TAXPAYERS’ money should be spent providing education for children with disabilities instead of the €11 million paid in legal fees of families going to court to seek services, the Labour Party said yesterday.

‘Education should get money, not legal fees’

Department of Education figures show that between 2003 and 2007, €11.2m was paid in legal fees to solicitors for children with special educational needs and ex-gratia payments of another €1.3m were made in the same five years.

However, Labour equality spokeswoman Kathleen Lynch, who received the information in a Dáil response from Education Minister Mary Hanafin, said no account is given of the State’s legal costs, which are absorbed by the Chief State Solicitor’s office.

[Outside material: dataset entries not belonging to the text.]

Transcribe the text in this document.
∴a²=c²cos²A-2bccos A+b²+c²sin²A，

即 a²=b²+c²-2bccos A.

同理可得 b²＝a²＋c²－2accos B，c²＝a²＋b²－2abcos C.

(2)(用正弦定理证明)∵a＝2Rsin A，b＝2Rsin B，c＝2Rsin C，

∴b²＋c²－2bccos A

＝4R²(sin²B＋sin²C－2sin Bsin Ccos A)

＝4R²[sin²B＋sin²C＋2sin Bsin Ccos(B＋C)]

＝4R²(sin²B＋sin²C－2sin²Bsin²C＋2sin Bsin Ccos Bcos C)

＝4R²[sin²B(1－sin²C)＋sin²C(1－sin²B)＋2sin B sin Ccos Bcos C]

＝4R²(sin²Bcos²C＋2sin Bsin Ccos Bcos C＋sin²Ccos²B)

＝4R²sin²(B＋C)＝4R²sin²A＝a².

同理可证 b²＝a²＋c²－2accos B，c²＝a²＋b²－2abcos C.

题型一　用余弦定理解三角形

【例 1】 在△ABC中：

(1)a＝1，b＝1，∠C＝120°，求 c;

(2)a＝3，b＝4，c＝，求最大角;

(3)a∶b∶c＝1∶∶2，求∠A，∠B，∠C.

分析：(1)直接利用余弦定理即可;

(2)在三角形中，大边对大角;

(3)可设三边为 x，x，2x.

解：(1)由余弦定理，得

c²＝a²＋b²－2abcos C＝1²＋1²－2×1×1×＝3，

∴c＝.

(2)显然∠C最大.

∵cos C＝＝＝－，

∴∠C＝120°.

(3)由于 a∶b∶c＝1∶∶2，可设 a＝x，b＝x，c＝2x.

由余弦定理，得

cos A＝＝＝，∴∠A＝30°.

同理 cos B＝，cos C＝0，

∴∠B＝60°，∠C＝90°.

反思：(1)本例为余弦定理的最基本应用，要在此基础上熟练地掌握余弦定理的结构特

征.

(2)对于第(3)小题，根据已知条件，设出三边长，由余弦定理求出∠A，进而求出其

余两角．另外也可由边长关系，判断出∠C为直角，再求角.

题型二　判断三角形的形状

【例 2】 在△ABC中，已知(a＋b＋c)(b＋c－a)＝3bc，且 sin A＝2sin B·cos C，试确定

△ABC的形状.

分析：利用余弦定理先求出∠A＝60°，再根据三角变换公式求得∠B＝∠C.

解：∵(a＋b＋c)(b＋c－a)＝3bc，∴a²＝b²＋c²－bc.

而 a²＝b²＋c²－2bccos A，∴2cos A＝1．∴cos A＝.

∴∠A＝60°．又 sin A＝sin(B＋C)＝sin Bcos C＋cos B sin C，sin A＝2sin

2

She said the latest High Court costs ruling, in which legal fees of an estimated €5m incurred by the parents of Co Wicklow autistic boy, Seán Ó Cuanacháin, were not awarded to them, highlights the outrageous use of public money on these cases. The State is estimated to have accrued costs of about €2m in the 68-day hearing after which the High Court ruled last March that appropriate education was being offered by the Department of Education, despite the family’s claim to fund Sean’s high-support applied behavioural analysis tuition.

“We don’t know either how much is being paid to expert witnesses brought in by the State when these cases come to court, but all this money should be invested in proper education services,” said Ms Lynch.

“Anyone with a child in mainstream education usually has a choice of the type of school they wish to go to, they might want an all-Irish school, or one of a particular faith. But parents of autistic children are being told they have only one choice available from the State,” she said.

Ms Hanafin said that the number of new cases being brought against her department by parents of autistic children had fallen significantly to just five last year.

“This is because we are continuing to expand services for children with autism and we opened nearly 100 autism units in mainstream schools last year,” she said.

“Children with autism have a range of needs, ABA is just one method which deals with behaviour, and these units include ABA but also other types of teaching to help with social skills and communication,” Ms Hanafin added.

Although the court ruled that the principles of the Ó Cuanacháin case were not significant enough to warrant the awarding of parents Cian and Yvonne’s costs, hundreds of families considering or already taking legal action are believed to have been awaiting the outcome anxiously as it may influence future judgments.

There were about 75 cases brought by families of children with special educational needs against the State still pending in the courts before Christmas.